If you're truly 'Divergent,' you should see 'Tim's Vermeer'
It may be a documentary, but “Tim’s Vermeer,” opening at Liberty Hall this weekend, unfolds like a mystery novel and then plays like a suspense thriller.
Directed by Teller and narrated by his partner-in-illusion Penn Jillette (who also appears on camera), it’s a crackling how’d-he-do-it — rather than a whodunit — that follows an American innovator/technologist named Tim Jenison on his curious quest to solve one of the art world’s biggest mysteries: How might 17th-century Dutch master Johannes Vermeer have actually painted his amazingly photo-realistic works?
The real star of “Tim’s Vermeer” is Jenison himself, an affable thinker who has both the intellect and the means to not only discover what he thinks the answer is but also to try to recreate one of Vermeer’s most revered works from scratch using his theory.
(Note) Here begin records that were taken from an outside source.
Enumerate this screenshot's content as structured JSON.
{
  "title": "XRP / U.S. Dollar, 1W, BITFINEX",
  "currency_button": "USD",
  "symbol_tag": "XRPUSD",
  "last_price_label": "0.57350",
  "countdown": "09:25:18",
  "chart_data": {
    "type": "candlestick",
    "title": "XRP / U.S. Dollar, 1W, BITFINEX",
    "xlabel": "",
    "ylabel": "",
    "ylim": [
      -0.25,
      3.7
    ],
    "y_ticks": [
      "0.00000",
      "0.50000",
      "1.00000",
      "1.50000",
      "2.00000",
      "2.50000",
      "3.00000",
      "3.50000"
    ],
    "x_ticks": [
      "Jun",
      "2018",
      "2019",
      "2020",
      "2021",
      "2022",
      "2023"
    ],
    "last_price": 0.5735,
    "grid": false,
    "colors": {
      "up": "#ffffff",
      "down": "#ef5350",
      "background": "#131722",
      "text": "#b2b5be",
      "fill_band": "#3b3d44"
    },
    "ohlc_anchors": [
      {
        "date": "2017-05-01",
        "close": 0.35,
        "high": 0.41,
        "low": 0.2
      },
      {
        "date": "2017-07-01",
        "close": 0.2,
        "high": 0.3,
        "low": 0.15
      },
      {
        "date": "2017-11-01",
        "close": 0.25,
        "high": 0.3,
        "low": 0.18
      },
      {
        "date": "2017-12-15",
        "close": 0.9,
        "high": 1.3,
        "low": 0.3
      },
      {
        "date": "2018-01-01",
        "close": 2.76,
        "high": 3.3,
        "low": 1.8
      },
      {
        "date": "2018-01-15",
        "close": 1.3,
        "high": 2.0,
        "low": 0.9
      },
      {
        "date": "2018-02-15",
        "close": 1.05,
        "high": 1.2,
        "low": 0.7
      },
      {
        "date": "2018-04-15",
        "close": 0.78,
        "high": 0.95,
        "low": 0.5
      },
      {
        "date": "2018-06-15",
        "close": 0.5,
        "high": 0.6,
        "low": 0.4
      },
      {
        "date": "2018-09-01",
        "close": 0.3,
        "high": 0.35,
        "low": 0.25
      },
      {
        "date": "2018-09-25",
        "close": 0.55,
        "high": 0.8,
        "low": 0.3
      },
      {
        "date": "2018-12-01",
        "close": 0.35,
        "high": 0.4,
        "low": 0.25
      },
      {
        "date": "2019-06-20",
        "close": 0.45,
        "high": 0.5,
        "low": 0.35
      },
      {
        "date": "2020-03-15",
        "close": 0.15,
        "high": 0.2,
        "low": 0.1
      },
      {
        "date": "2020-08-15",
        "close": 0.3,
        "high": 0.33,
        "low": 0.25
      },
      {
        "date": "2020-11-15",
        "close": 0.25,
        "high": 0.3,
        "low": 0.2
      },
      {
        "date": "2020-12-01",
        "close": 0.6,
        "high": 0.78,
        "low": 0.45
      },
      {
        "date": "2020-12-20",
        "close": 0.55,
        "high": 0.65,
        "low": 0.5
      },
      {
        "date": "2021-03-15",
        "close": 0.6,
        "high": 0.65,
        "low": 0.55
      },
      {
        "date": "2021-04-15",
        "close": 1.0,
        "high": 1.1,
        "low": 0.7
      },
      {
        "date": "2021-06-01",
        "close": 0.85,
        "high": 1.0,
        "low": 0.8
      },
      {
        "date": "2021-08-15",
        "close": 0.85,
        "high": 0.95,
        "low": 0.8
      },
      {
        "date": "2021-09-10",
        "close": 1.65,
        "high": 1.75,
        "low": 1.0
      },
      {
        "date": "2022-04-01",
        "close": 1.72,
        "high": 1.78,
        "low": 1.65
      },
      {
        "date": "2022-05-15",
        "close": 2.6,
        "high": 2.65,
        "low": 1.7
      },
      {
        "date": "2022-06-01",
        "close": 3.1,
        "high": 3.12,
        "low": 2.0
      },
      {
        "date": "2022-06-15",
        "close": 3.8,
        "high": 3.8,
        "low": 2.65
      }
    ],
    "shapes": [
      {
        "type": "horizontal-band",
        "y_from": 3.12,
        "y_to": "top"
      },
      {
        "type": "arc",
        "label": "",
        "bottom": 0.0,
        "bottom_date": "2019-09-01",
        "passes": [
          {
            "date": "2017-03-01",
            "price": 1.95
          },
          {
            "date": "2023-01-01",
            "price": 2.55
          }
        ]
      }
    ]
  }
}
Jenison founded NewTek in Topeka in 1985, and is known as the “father of desktop video,” having developed the first full-color video digitizer. Out of a warehouse that doubles as his workshop, he first recreates the room Vermeer was paining in his famous work “The Music Lesson,” and then — without any natural artistic skill as a painter — tries to recreate the painting itself using his hypothesis.
From an aesthetic point of view, it’s sometimes a very ugly movie, with webcam shots and consumer-grade cameras used throughout, but it’s truly a documentary that only could have been made in the digital age. Teller, who has a reputation for demanding veracity, documented every second of Jenison’s project — over 4,500 hours — to make sure nothing was fudged.
“Tim’s Vermeer” makes what seems like a high-brow subject very approachable, laying out the stakes clearly and rounding out the context of the mystery with interviews from experts and people who have had similar theories. But beyond being an exciting suspense tale, the movie gets at some tricky, fundamental questions of art.
If Vermeer did, in fact, use optic assistance to create his masterworks, does that lessen the achievement of the paintings? Does it make them any less artistic? The crossroads between technology and art have always been troublesome, and the movie posits that without either, we might not have some of the art world’s greatest treasures. Certainly without digital video, we wouldn’t have this wonderfully entertaining movie either.
The "Factions" of the Future Look A Lot Like High School
Ever since the “Harry Potter” and “Twilight” film series’ have struck gold, the young-adult fantasy section of bookstores has become fertile raiding ground for the next mega-hit franchise. But for every record-breaking “Hunger Games,” there’s an underwhelming “Eragon” or a “Percy Jackson.” The latest fant-angst-ical cash cow hopeful from Hollywood is called “Divergent.”
Now, I understand that this genre takes teenage issues of alienation and self-discovery that feel like life and death, and blows them up into literal life-and-death situations, but do they have to be so damned obvious about it?
In a post-apocalyptic Chicago, all society has been divided up into five cliques — I mean “factions.” And everywhere you go, the teens somehow outnumber the adults about 1,000 to one. The know-it-alls, the geeks, the jocks, the smart-asses, and the hardcore religious-types are clearly defined groups, and it can be tough if you don’t fit in anywhere.
These cliques — sorry, factions — all play their specific roles in the walled-in near-future city, but if you’re one of the mild-mannered Jesus freaks who has to wear frumpy gray frocks all the time, let’s face it: You’ve been itching to sport tight leather outfits and jump off of moving trains with the jocks for what seems like eternity, right?
The very capable Shailene Woodley lends some authority to a silly, one-dimensional script as Tris, a member of the Abnegation (extremely religious) faction who makes the decision to be Dauntless (jock). The catch is that she’s known the whole time that she’s Divergent (different). As she learns the value of asserting her independence, the fate of the entire city hangs in the balance, and she’s got some quick growing up to do.
Along the way there’s a chaste romance, an excruciatingly long military-training sequence that’s too dumb to be satiric, and Kate Winslet phoning it in as an evil former honor student with fascistic designs. Did I mention that her brilliant plan to take over rule of the city is basically genocide?
Winslet excluded, most of the actors are up to the task of treating this material with the dead serious tone it requires. Ashley Judd is a welcome sight as Woodley’s heartbroken mother in a couple of scenes and Theo James is fine, I guess, as the romantic interest. At least they are working hard to sell it.
When the plot mechanics are moving forward and there’s no time to think, “Divergent” churns on, high on its own dumb inevitability. But at two hours and 20 minutes, it can be rough going sometimes, and the humorless, dumb script asks way too much of its cast.